Someone on the team spends an hour every morning scanning Twitter, newsletters, and blogs - then either forgets to share or shares too much and everyone tunes out. The agent does the scan. Every weekday at 8:30am it reads the source list, ranks items by what your team cares about, and posts the top five with a one-line why this matters for us. Debates reference the same papers.
Wire this up with a Scheduled Job on 30 8 * * 1-5 pointing at #ai-news. The agent runs /morning-digest automatically - no human trigger needed.
Layer
What to put here
System Prompt
Role: research analyst. Tone: terse - one line of “why this matters” per item. Hard rule: exactly five items, never more.
Skills
/morning-digest - fetch, rank, post the top five. /deep-dive - expand on one item when asked. /add-source - append a new feed to the source list.
Wiki
Topic taxonomy - what counts as “worth our attention.”
At 10 people someone remembers birthdays. At 50 they don’t. The agent reads a one-line-per-teammate file and posts a warm wish in #general when today matches. That’s the whole agent - no integrations, no skills, one file. Tiny ritual, outsized effect on culture. Ideal first agent because it proves the whole pattern in thirty minutes.

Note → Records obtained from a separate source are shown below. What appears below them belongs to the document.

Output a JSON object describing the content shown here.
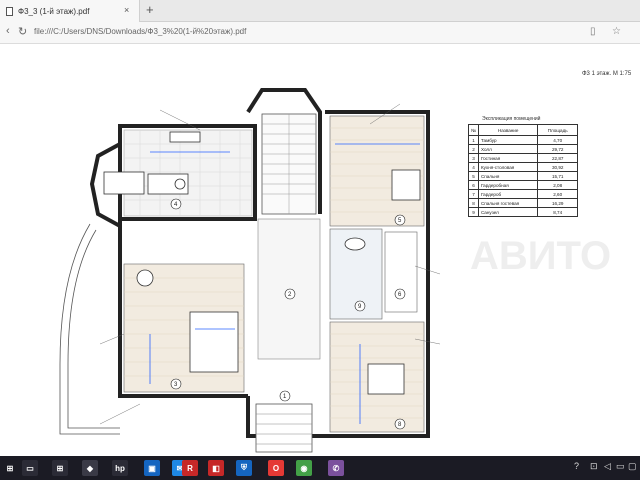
{
  "browser": {
    "tab_title": "Ф3_3 (1-й этаж).pdf",
    "tab_close": "×",
    "new_tab": "+",
    "back": "‹",
    "refresh": "↻",
    "url": "file:///C:/Users/DNS/Downloads/Ф3_3%20(1-й%20этаж).pdf",
    "reading_view": "▯",
    "favorite": "☆"
  },
  "sheet": {
    "label": "Ф3 1 этаж. М 1:75"
  },
  "explication": {
    "title": "Экспликация помещений",
    "headers": [
      "№",
      "Название",
      "Площадь"
    ],
    "rows": [
      [
        "1",
        "Тамбур",
        "4,70"
      ],
      [
        "2",
        "Холл",
        "29,72"
      ],
      [
        "3",
        "Гостиная",
        "22,87"
      ],
      [
        "4",
        "Кухня-столовая",
        "30,92"
      ],
      [
        "5",
        "Спальня",
        "15,71"
      ],
      [
        "6",
        "Гардеробная",
        "2,08"
      ],
      [
        "7",
        "Гардероб",
        "2,60"
      ],
      [
        "8",
        "Спальня гостевая",
        "16,29"
      ],
      [
        "9",
        "Санузел",
        "8,74"
      ]
    ]
  },
  "taskbar": {
    "apps": [
      {
        "name": "windows",
        "glyph": "⊞",
        "color": "#1b1b24"
      },
      {
        "name": "explorer",
        "glyph": "▭",
        "color": "#2b2b36"
      },
      {
        "name": "start-menu",
        "glyph": "⊞",
        "color": "#2b2b36"
      },
      {
        "name": "photos",
        "glyph": "◆",
        "color": "#3a3a46"
      },
      {
        "name": "hp",
        "glyph": "hp",
        "color": "#2b2b36"
      },
      {
        "name": "store",
        "glyph": "▣",
        "color": "#1565c0"
      },
      {
        "name": "mail",
        "glyph": "✉",
        "color": "#1e88e5"
      },
      {
        "name": "reader",
        "glyph": "R",
        "color": "#c62828"
      },
      {
        "name": "screen",
        "glyph": "◧",
        "color": "#c62828"
      },
      {
        "name": "security",
        "glyph": "⛨",
        "color": "#1565c0"
      },
      {
        "name": "opera",
        "glyph": "O",
        "color": "#e53935"
      },
      {
        "name": "chrome",
        "glyph": "◉",
        "color": "#43a047"
      },
      {
        "name": "viber",
        "glyph": "✆",
        "color": "#7b519d"
      }
    ],
    "tray": {
      "help": "?",
      "network": "⊡",
      "volume": "◁",
      "input": "▭",
      "chat": "▢"
    }
  }
}
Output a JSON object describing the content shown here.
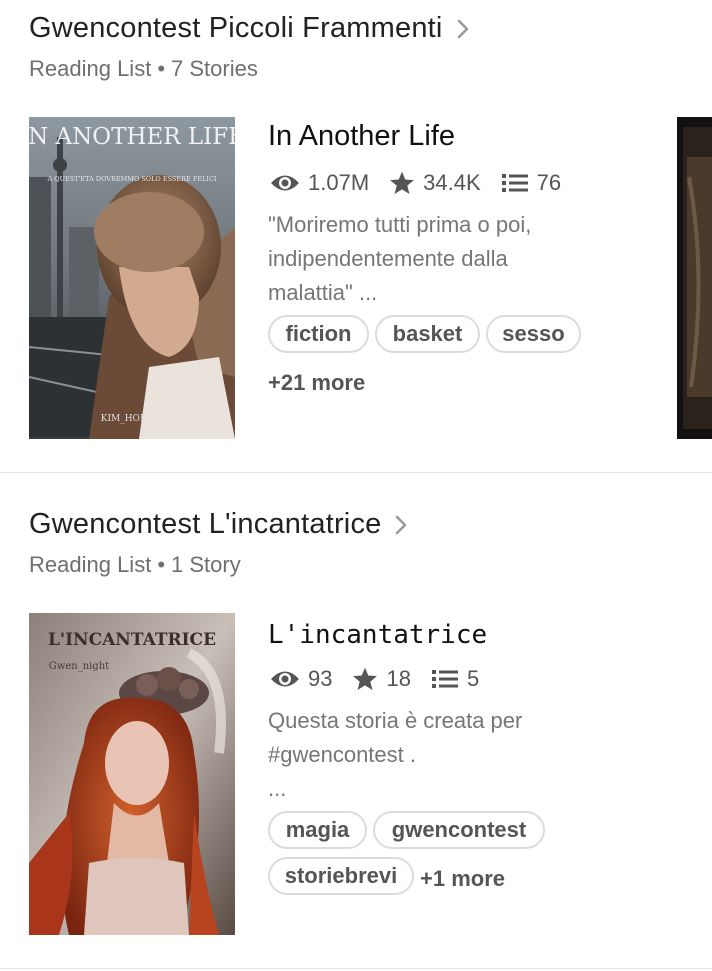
{
  "lists": [
    {
      "title": "Gwencontest Piccoli Frammenti",
      "subtitle_type": "Reading List",
      "subtitle_count": "7 Stories",
      "story": {
        "title": "In Another Life",
        "cover_title": "IN ANOTHER LIFE",
        "cover_tagline": "A QUEST'ETÀ DOVREMMO SOLO ESSERE FELICI",
        "cover_author": "KIM_HOLLY",
        "reads": "1.07M",
        "votes": "34.4K",
        "parts": "76",
        "description_lines": [
          "\"Moriremo tutti prima o poi,",
          "indipendentemente dalla",
          "malattia\" ..."
        ],
        "tags": [
          "fiction",
          "basket",
          "sesso"
        ],
        "more": "+21 more"
      }
    },
    {
      "title": "Gwencontest L'incantatrice",
      "subtitle_type": "Reading List",
      "subtitle_count": "1 Story",
      "story": {
        "title": "L'incantatrice",
        "cover_title": "L'INCANTATRICE",
        "cover_author": "Gwen_night",
        "reads": "93",
        "votes": "18",
        "parts": "5",
        "description_lines": [
          "Questa storia è creata per",
          "#gwencontest .",
          "..."
        ],
        "tags": [
          "magia",
          "gwencontest",
          "storiebrevi"
        ],
        "more": "+1 more"
      }
    }
  ],
  "colors": {
    "background": "#ffffff",
    "title_text": "#222222",
    "subtle_text": "#6f6f6f",
    "tag_border": "#dcdcdc",
    "divider": "#e2e2e2"
  },
  "icons": {
    "chevron": "chevron-right-icon",
    "reads": "eye-icon",
    "votes": "star-icon",
    "parts": "list-icon"
  }
}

Schedule it: 0 10 * * * → prompt “Check if today matches any birthday in birthdays.md. If yes, post a warm message to #general. If no, do nothing.” Runs daily, silent unless it finds a match.
Layer
What to put here
System Prompt
Role: culture bot. Tone: warm, one line. Hard rule: do nothing when no birthday matches today.
Skills
None - the job is small enough to live entirely in the system prompt.
Wiki
One page, birthdays.md - name and date per teammate.

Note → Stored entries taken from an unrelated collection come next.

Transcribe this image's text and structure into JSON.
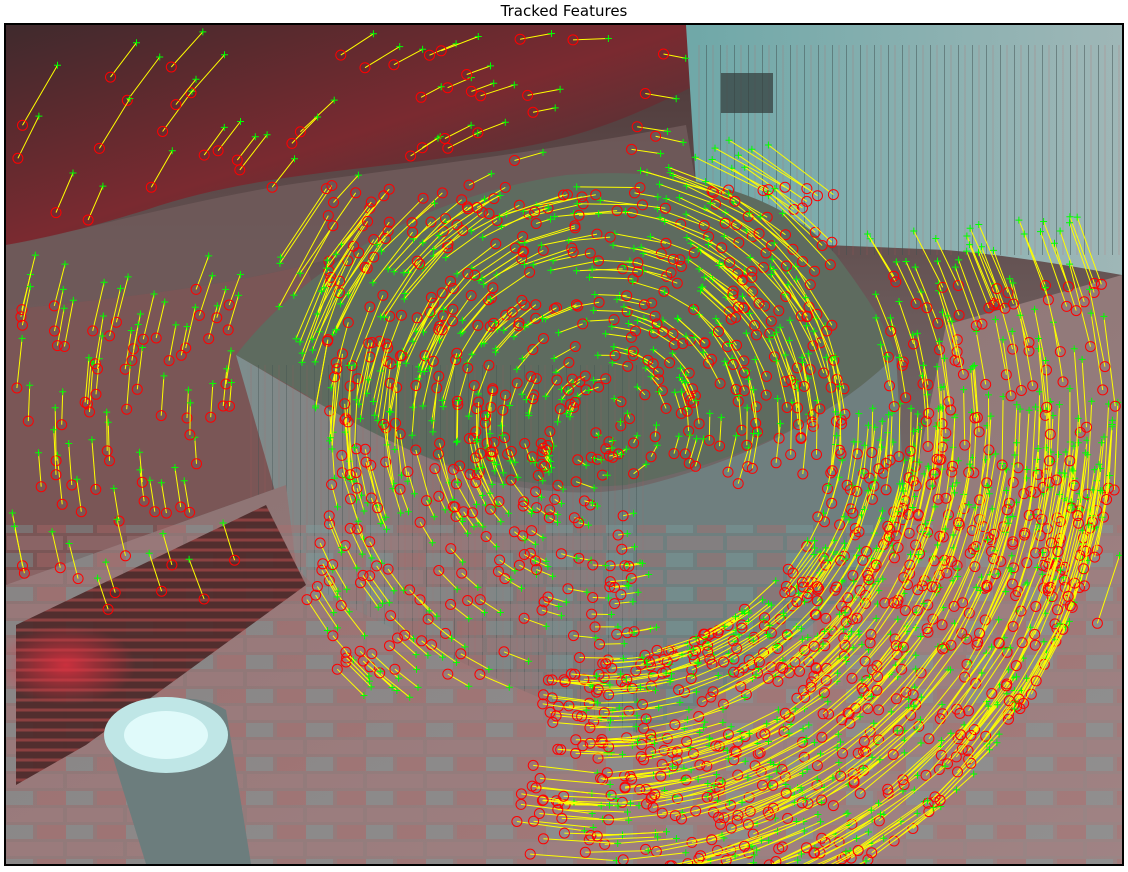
{
  "figure": {
    "title": "Tracked Features"
  },
  "colors": {
    "background": "#ffffff",
    "axes_border": "#000000",
    "motion_vector": "#ffff00",
    "tracked_point_current": "#00ff00",
    "tracked_point_previous": "#ff0000",
    "anaglyph_red": "#d0343b",
    "anaglyph_cyan": "#5fb8b6"
  },
  "image": {
    "description_visible": "",
    "legend": []
  }
}
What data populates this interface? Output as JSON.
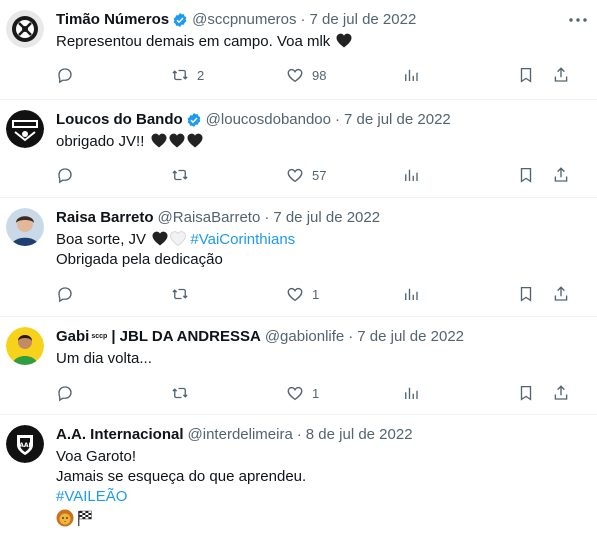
{
  "tweets": [
    {
      "name": "Timão Números",
      "verified": true,
      "handle": "@sccpnumeros",
      "date": "7 de jul de 2022",
      "lines": [
        "Representou demais em campo. Voa mlk"
      ],
      "hearts_line1": [
        "black"
      ],
      "reply_count": "",
      "retweet_count": "2",
      "like_count": "98"
    },
    {
      "name": "Loucos do Bando",
      "verified": true,
      "handle": "@loucosdobandoo",
      "date": "7 de jul de 2022",
      "lines": [
        "obrigado JV!!"
      ],
      "hearts_line1": [
        "black",
        "black",
        "black"
      ],
      "reply_count": "",
      "retweet_count": "",
      "like_count": "57"
    },
    {
      "name": "Raisa Barreto",
      "verified": false,
      "handle": "@RaisaBarreto",
      "date": "7 de jul de 2022",
      "line1_prefix": "Boa sorte, JV",
      "hearts_line1": [
        "black",
        "white"
      ],
      "hashtag": "#VaiCorinthians",
      "lines": [
        "Obrigada pela dedicação"
      ],
      "reply_count": "",
      "retweet_count": "",
      "like_count": "1"
    },
    {
      "name": "Gabi",
      "name_sup": "sccp",
      "name_suffix": "| JBL DA ANDRESSA",
      "verified": false,
      "handle": "@gabionlife",
      "date": "7 de jul de 2022",
      "lines": [
        "Um dia volta..."
      ],
      "reply_count": "",
      "retweet_count": "",
      "like_count": "1"
    },
    {
      "name": "A.A. Internacional",
      "verified": false,
      "handle": "@interdelimeira",
      "date": "8 de jul de 2022",
      "lines": [
        "Voa Garoto!",
        "Jamais se esqueça do que aprendeu."
      ],
      "hashtag": "#VAILEÃO",
      "emojis": [
        "lion-emoji",
        "checkered-flag-emoji"
      ]
    }
  ],
  "separator": "·",
  "colors": {
    "text": "#0f1419",
    "muted": "#536471",
    "link": "#1d9bf0",
    "verified": "#1d9bf0",
    "border": "#eff3f4"
  }
}
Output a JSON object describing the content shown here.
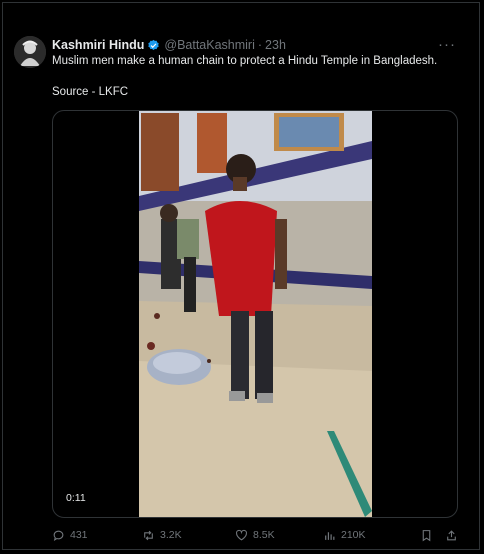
{
  "tweet": {
    "author_name": "Kashmiri Hindu",
    "handle": "@BattaKashmiri",
    "separator": "·",
    "time": "23h",
    "more_label": "···",
    "text": "Muslim men make a human chain to protect a Hindu Temple in Bangladesh.",
    "source_line": "Source - LKFC"
  },
  "media": {
    "duration": "0:11"
  },
  "actions": {
    "replies": "431",
    "retweets": "3.2K",
    "likes": "8.5K",
    "views": "210K"
  },
  "colors": {
    "background": "#000000",
    "text": "#e7e9ea",
    "muted": "#71767b",
    "border": "#2f3336",
    "verified": "#1d9bf0"
  },
  "icons": [
    "avatar",
    "verified-badge-icon",
    "more-icon",
    "reply-icon",
    "retweet-icon",
    "like-icon",
    "views-icon",
    "bookmark-icon",
    "share-icon"
  ]
}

A new hire joins, gets linked to a 200-page handbook, reads 10% of it, asks the same questions every Monday for a month. Every previous hire asked them too. The agent lives in #new-hires and answers from the handbook wiki. When it doesn’t know, it names the human who does. The gaps in the handbook become visible - “this is the third ask about expense policy and the handbook doesn’t cover it.”
Layer
What to put here
System Prompt
Role: people ops assistant. Tone: warm but direct, cite the handbook section. Hard rule: when unsure, name a human - don’t guess.
Skills
/handbook - answer a question from the wiki. /request-access - kick off Drive / Notion access grants. /first-week-checklist - post the onboarding plan.

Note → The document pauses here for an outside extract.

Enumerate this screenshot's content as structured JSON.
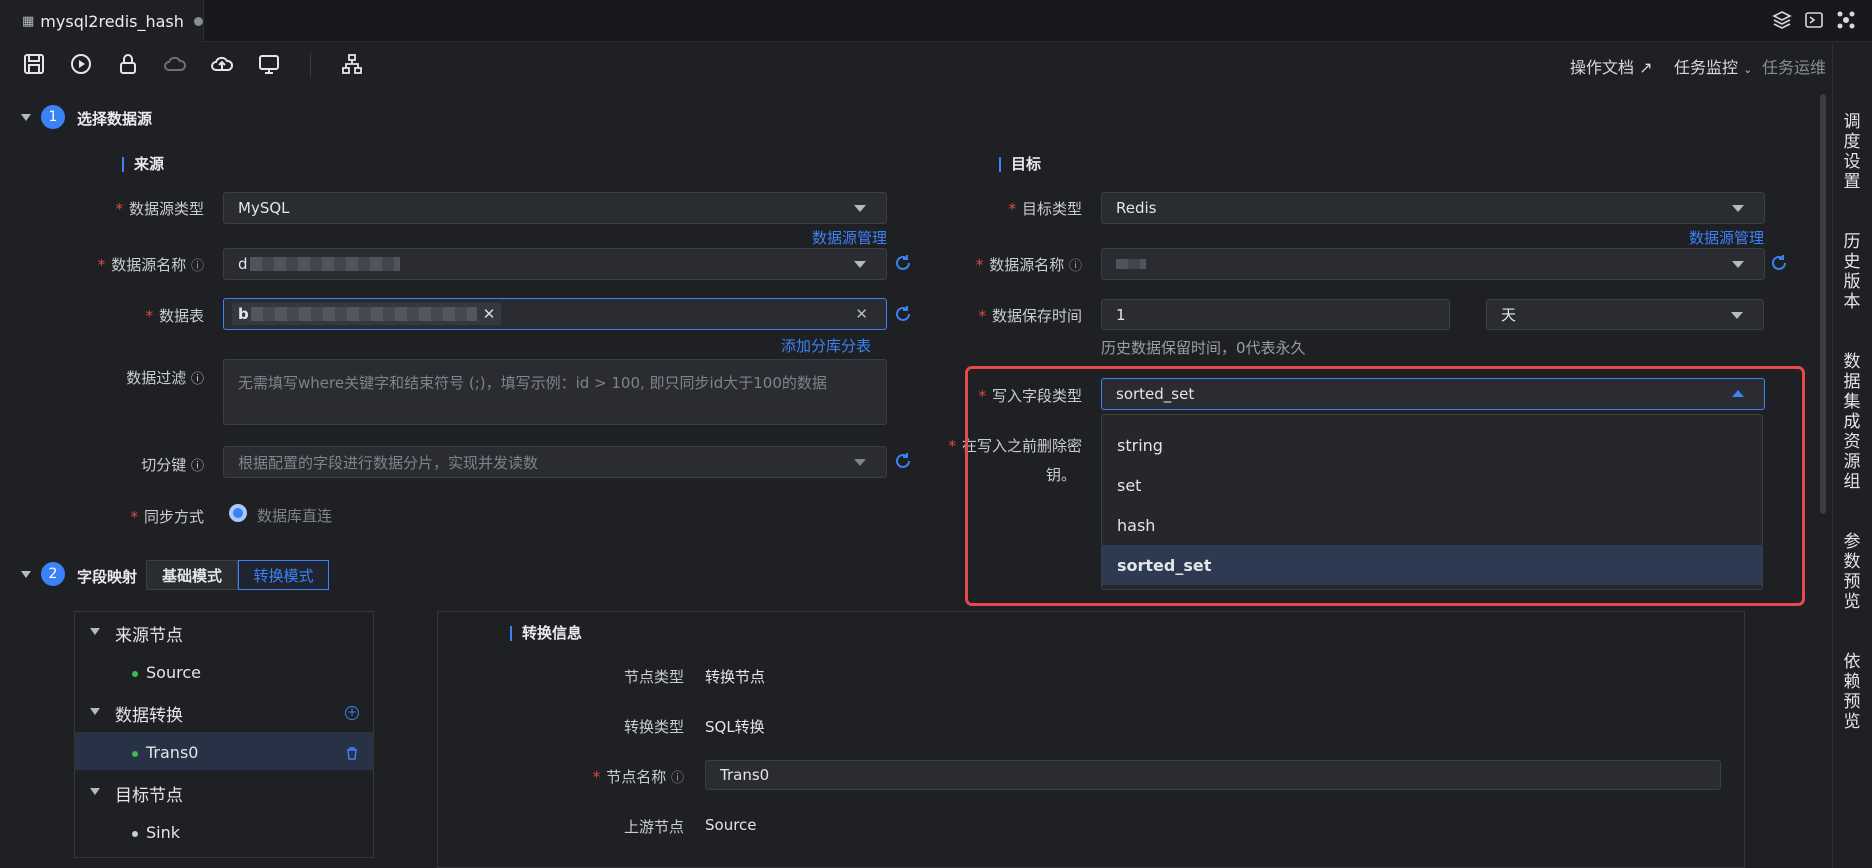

One agent saves someone an hour a week. That’s nice.Ten agents, each owning a piece of the weekly ritual, change how the team operates. The PM no longer writes release notes. The oncall rotation is less punishing. New hires ramp in days instead of weeks. The data team does real analysis instead of ad-hoc queries. Designers and engineers speak the same language because the design system stays coherent.This is the real shift - not “we added a bot” but “we have a team of specialists that handles the routine so the humans focus on judgment calls.”A boss agent on top makes it navigable. Users @ one boss with any question, and the boss decides which specialist to delegate to. The user doesn’t need to know the org chart of agents.